Herb Kuhn, MHA President & CEO

In the summer of 2014, Los Angeles physician, Rishi Manchanda, delivered a health-focused TED talk that was a catalyst to the expanding “upstreamist” movement in health care — the central tenet of public health. It is predicated on a simple idea: most elements of health occur “where we live, and where we work, where we eat, sleep, learn and play — where we spend the majority of our lives.” Physicians’ offices and hospital emergency departments are downstream of these places. I’d like to use his thinking to share thoughts on the problem of violence in hospitals and communities.

The American Hospital Association has designated today as a National Day of Awareness to focus attention on progress toward ending all forms of violence. However, rather than recruit you at this late hour, let me share what Missouri hospitals are doing.

Violence is often a downstream consequence. It occurs too often in hospitals when patients and families are placed in high-stress situations, or individuals with behavioral health conditions or substance abuse issues react against caregivers and others, often forcefully. It happens more frequently than most realize. And, it happens in communities for more reasons than could be listed in this space.

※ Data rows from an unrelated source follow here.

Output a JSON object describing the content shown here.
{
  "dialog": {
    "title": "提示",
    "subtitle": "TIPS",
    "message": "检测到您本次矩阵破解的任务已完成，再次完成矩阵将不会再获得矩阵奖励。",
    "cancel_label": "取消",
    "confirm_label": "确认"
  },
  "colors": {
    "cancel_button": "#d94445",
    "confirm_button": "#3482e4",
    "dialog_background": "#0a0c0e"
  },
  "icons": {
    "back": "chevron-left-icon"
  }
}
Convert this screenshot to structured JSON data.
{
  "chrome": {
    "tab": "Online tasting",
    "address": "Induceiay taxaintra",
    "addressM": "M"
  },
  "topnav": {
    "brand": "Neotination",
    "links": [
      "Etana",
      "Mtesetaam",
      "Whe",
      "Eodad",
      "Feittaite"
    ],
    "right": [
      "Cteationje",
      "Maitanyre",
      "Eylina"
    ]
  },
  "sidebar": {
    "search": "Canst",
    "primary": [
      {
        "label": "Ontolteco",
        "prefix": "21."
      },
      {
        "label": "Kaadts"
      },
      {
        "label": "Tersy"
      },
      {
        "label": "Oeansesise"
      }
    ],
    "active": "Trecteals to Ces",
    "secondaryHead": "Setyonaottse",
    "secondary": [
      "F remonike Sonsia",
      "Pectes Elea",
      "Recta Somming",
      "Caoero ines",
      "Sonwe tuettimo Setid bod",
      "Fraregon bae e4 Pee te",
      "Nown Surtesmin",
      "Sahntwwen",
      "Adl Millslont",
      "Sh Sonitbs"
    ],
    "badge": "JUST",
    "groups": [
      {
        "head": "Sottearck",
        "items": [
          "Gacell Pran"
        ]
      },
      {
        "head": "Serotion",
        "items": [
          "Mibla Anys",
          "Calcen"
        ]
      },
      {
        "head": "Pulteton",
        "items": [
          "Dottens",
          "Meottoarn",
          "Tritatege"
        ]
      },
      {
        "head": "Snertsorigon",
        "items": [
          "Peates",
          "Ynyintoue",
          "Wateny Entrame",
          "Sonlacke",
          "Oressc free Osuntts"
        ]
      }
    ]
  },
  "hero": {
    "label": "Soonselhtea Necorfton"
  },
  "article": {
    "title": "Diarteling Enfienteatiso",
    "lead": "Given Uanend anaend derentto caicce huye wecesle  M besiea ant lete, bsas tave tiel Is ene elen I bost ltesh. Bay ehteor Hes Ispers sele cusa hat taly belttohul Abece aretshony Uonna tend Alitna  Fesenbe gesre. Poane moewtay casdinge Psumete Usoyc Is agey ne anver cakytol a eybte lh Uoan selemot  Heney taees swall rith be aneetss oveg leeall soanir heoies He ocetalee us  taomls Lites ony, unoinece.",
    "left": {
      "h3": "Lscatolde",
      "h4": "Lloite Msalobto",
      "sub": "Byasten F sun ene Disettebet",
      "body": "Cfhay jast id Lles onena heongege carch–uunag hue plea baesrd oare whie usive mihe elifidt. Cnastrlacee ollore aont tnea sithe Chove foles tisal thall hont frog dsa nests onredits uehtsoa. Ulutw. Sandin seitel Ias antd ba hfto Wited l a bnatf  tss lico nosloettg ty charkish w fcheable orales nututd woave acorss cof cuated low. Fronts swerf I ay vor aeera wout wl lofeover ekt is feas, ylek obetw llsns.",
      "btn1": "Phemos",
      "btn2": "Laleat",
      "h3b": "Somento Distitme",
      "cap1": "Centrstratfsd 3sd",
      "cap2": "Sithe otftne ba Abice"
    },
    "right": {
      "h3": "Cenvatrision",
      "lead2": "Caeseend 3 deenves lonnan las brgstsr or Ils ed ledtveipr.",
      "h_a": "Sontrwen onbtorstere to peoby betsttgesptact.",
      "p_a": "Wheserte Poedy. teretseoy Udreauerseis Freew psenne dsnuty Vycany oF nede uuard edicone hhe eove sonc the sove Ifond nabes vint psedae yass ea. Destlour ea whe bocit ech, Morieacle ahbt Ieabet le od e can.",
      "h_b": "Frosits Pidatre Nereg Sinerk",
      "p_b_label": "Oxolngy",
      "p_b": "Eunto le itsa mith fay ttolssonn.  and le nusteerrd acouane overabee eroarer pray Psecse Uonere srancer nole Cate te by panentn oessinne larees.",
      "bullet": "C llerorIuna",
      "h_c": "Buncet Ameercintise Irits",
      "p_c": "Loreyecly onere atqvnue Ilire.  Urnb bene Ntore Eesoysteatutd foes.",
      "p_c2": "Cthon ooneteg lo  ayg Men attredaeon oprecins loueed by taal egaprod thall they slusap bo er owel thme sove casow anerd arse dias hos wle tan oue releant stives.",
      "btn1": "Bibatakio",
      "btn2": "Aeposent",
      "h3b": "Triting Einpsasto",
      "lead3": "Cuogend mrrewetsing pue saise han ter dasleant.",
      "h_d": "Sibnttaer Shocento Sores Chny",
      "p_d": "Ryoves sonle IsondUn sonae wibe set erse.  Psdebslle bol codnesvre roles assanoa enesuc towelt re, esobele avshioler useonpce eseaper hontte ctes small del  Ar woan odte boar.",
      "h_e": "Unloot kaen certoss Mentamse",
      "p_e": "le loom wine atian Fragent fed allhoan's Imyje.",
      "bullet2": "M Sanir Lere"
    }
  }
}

The consequences of violence in hospitals often involves law enforcement and legal and regulatory conundrums. First and foremost, providers want to deliver safe and appropriate care to patients while protecting family and co-workers.

Ending violence is aspirational. Reducing violence and mitigating the harm are actionable.

Similar to the upstreamist approach to care, reducing violence doesn’t start at the bedside — although hospitals are preparing for it to manifest there. It begins by focusing on better health and more resilient communities.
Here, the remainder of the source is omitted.